More tourists are also visiting the country now, taking selfies at the National Library Bukele has built and filling the popular surf beaches. Small scale business owners are happy that gangs no longer ask them for money.

But nearly a third of people live in poverty, according to the World Bank, and many feel they don’t have any choice but to leave the country — like 24-year-old mechanic Jaime Chavez.

“There used to be an problem with security with all the gangs. Now that’s better, but I can’t earn enough to support my family. I get paid around $250 a month, but you need around $450 to $500 to be able to live better,” he said.

Chavez said he wants to leave and go to the U.S. as “most people who have gone there have a better quality of life because there are more opportunities.”

He’s not alone in wanting to leave El Salvador.

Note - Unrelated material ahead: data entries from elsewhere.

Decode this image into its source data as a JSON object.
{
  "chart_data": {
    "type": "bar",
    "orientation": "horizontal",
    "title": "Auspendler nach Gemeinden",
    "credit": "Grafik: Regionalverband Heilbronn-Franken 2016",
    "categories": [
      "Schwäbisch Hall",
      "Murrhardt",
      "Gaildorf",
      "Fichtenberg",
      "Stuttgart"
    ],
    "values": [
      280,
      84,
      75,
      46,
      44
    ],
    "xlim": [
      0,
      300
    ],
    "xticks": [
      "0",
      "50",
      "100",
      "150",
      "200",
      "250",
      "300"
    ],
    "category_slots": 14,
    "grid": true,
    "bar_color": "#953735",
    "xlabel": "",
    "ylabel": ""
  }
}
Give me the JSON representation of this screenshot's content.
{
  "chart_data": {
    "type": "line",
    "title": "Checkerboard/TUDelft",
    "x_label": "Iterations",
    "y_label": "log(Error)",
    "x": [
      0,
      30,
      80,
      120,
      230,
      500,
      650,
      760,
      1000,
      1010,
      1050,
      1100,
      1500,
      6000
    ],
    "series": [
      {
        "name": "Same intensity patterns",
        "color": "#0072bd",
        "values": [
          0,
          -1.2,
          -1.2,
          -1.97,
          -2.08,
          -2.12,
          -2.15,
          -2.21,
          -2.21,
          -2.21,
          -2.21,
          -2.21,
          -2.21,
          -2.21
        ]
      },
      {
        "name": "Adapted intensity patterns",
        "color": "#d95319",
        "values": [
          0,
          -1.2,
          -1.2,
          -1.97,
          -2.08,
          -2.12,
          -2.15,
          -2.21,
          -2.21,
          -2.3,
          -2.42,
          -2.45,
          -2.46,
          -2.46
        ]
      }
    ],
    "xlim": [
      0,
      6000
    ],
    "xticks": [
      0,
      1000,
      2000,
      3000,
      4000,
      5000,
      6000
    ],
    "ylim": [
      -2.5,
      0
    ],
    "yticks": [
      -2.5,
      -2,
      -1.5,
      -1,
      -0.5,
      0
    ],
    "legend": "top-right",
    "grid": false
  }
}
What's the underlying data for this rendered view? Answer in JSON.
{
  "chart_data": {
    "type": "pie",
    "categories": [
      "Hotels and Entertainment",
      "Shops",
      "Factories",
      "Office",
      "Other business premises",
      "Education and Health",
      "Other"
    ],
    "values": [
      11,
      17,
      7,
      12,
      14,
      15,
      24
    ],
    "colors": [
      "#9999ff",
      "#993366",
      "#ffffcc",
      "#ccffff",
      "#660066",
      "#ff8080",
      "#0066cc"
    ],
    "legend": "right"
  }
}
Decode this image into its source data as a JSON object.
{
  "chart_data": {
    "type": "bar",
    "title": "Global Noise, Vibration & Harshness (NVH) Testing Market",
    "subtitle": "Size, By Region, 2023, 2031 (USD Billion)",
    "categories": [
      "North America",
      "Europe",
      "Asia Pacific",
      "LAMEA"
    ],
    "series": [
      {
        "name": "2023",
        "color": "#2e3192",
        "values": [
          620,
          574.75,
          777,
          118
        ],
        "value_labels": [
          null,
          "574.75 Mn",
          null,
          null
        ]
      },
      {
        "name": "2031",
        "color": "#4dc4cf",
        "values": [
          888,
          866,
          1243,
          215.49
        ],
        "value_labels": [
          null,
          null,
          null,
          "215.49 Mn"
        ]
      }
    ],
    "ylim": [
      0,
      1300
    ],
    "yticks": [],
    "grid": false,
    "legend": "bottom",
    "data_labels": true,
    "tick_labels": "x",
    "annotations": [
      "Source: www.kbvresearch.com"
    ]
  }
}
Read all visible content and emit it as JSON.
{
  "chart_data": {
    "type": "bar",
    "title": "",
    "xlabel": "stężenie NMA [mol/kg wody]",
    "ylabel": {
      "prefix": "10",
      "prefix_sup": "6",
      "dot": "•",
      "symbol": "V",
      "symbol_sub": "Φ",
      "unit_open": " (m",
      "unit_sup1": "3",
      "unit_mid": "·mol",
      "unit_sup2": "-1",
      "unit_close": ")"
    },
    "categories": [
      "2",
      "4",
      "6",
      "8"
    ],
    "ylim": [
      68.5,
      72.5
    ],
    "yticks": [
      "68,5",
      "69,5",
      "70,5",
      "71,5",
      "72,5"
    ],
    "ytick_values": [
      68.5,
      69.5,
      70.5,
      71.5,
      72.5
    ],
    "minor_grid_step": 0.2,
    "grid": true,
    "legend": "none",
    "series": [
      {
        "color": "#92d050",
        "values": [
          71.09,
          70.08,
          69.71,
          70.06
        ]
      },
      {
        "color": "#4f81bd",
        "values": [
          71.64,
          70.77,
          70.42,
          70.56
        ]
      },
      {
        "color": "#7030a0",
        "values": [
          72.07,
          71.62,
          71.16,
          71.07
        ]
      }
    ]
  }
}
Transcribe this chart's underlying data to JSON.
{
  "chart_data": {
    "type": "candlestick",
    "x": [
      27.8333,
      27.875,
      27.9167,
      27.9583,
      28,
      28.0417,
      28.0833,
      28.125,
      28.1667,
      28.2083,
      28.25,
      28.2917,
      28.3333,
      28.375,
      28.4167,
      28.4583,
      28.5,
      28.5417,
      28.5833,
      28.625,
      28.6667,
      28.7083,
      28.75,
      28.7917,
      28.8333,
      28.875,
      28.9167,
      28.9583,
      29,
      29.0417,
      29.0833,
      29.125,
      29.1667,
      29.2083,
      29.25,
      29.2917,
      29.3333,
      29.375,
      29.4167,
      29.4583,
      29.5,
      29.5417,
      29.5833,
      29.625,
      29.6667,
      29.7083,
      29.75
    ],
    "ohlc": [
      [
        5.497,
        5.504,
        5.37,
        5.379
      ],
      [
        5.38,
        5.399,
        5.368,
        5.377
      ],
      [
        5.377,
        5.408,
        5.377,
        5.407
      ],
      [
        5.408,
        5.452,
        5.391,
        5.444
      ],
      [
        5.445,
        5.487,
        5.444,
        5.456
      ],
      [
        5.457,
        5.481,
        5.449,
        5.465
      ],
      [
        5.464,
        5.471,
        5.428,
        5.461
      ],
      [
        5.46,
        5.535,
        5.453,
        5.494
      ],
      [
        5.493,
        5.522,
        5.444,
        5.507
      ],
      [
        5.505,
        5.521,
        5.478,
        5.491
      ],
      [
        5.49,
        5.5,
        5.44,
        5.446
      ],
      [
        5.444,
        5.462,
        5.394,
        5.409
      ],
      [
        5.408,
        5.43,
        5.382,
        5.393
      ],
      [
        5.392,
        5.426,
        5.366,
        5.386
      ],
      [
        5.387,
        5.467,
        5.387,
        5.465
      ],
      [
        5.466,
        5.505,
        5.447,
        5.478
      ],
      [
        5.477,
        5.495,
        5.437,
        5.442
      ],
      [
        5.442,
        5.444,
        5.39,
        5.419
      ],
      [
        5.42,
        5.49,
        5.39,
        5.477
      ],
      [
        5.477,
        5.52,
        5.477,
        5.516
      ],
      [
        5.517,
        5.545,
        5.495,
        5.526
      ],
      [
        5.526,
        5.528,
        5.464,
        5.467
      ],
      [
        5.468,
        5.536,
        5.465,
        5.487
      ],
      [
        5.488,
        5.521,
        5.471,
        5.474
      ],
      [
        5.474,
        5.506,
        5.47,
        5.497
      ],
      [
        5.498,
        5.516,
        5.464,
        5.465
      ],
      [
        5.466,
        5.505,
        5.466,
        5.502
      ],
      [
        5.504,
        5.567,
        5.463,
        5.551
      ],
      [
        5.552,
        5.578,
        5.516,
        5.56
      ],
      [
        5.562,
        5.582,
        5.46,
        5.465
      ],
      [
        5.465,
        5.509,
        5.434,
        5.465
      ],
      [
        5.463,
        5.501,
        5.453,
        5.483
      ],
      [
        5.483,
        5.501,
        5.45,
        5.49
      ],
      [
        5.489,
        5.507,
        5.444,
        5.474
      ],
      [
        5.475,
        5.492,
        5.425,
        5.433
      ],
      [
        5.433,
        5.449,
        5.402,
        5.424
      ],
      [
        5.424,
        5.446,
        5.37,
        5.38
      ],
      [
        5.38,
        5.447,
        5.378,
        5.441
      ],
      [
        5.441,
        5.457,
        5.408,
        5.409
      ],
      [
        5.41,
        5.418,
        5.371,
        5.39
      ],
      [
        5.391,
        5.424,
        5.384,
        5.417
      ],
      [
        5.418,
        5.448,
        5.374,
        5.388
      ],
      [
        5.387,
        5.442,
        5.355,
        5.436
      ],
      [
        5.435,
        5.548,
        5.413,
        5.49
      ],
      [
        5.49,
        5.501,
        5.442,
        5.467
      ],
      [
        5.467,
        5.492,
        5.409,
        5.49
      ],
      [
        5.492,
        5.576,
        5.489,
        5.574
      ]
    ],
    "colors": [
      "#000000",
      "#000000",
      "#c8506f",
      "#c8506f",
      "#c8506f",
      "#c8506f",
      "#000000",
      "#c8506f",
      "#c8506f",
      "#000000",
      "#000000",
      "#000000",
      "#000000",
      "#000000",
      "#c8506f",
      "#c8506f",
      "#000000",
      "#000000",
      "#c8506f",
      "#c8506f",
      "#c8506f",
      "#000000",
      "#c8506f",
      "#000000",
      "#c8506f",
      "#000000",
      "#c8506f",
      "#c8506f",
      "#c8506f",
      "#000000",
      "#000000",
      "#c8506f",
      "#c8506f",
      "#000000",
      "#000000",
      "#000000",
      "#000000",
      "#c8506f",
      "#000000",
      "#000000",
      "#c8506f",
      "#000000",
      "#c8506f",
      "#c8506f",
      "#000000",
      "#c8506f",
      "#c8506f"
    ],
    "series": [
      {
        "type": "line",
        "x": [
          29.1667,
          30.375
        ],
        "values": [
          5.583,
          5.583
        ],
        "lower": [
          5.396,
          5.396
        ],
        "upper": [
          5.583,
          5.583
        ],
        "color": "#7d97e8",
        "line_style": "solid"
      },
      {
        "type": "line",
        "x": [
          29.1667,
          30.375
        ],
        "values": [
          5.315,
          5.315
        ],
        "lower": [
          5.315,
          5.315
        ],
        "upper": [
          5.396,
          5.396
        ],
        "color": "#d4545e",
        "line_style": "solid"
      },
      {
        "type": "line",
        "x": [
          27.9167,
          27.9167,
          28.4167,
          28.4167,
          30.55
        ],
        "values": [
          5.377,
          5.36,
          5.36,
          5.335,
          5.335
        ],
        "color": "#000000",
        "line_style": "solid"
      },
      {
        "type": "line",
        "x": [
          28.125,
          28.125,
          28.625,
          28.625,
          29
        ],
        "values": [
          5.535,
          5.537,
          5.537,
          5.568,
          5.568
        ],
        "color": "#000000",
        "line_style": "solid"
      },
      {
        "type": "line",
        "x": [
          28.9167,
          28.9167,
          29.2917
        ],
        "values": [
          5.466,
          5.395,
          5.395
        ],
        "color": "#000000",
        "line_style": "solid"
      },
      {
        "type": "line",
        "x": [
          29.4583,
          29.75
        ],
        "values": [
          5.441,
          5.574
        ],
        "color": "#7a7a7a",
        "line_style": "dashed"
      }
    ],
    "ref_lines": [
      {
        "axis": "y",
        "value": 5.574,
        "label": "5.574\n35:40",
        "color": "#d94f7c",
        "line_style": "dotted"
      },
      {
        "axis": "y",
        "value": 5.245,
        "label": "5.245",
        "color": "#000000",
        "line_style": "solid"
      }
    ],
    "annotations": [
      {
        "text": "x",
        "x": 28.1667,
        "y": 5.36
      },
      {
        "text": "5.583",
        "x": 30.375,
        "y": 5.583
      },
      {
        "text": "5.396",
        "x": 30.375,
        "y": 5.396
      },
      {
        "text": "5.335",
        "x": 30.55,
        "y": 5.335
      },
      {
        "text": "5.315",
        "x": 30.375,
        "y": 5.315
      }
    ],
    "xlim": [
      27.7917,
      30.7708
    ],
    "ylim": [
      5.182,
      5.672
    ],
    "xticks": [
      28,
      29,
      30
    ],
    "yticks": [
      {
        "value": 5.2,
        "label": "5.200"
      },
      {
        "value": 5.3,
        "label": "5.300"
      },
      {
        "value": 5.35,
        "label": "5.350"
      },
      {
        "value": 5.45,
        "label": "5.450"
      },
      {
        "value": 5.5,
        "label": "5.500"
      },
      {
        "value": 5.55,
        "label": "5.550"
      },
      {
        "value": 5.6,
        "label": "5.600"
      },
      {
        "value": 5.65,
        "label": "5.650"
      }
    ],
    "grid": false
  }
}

It’s estimated there are around 1 million Salvadorans living in the United States, according to the Pew Research Center. The money they send home — earned, in part, thanks to successful participation in labor organizing — is crucial, as economist Tatiana Marroquin explained.

“Around 25% of the country’s GDP comes from the money that Salvadorans who have migrated send back to their families,” she said. “We know that for around half of the families who receive the money, it’s their primary source of income or their only source of income.”

Now that El Salvador’s President Bukele has managed to improve security, he says his next job is to tackle poverty. He recently announced 5,000 “free passports” and tax breaks to highly skilled workers from abroad to try to boost the economy.

But people like mechanic Jaime Chavez say they need more opportunities to persuade them not to leave for the U.S.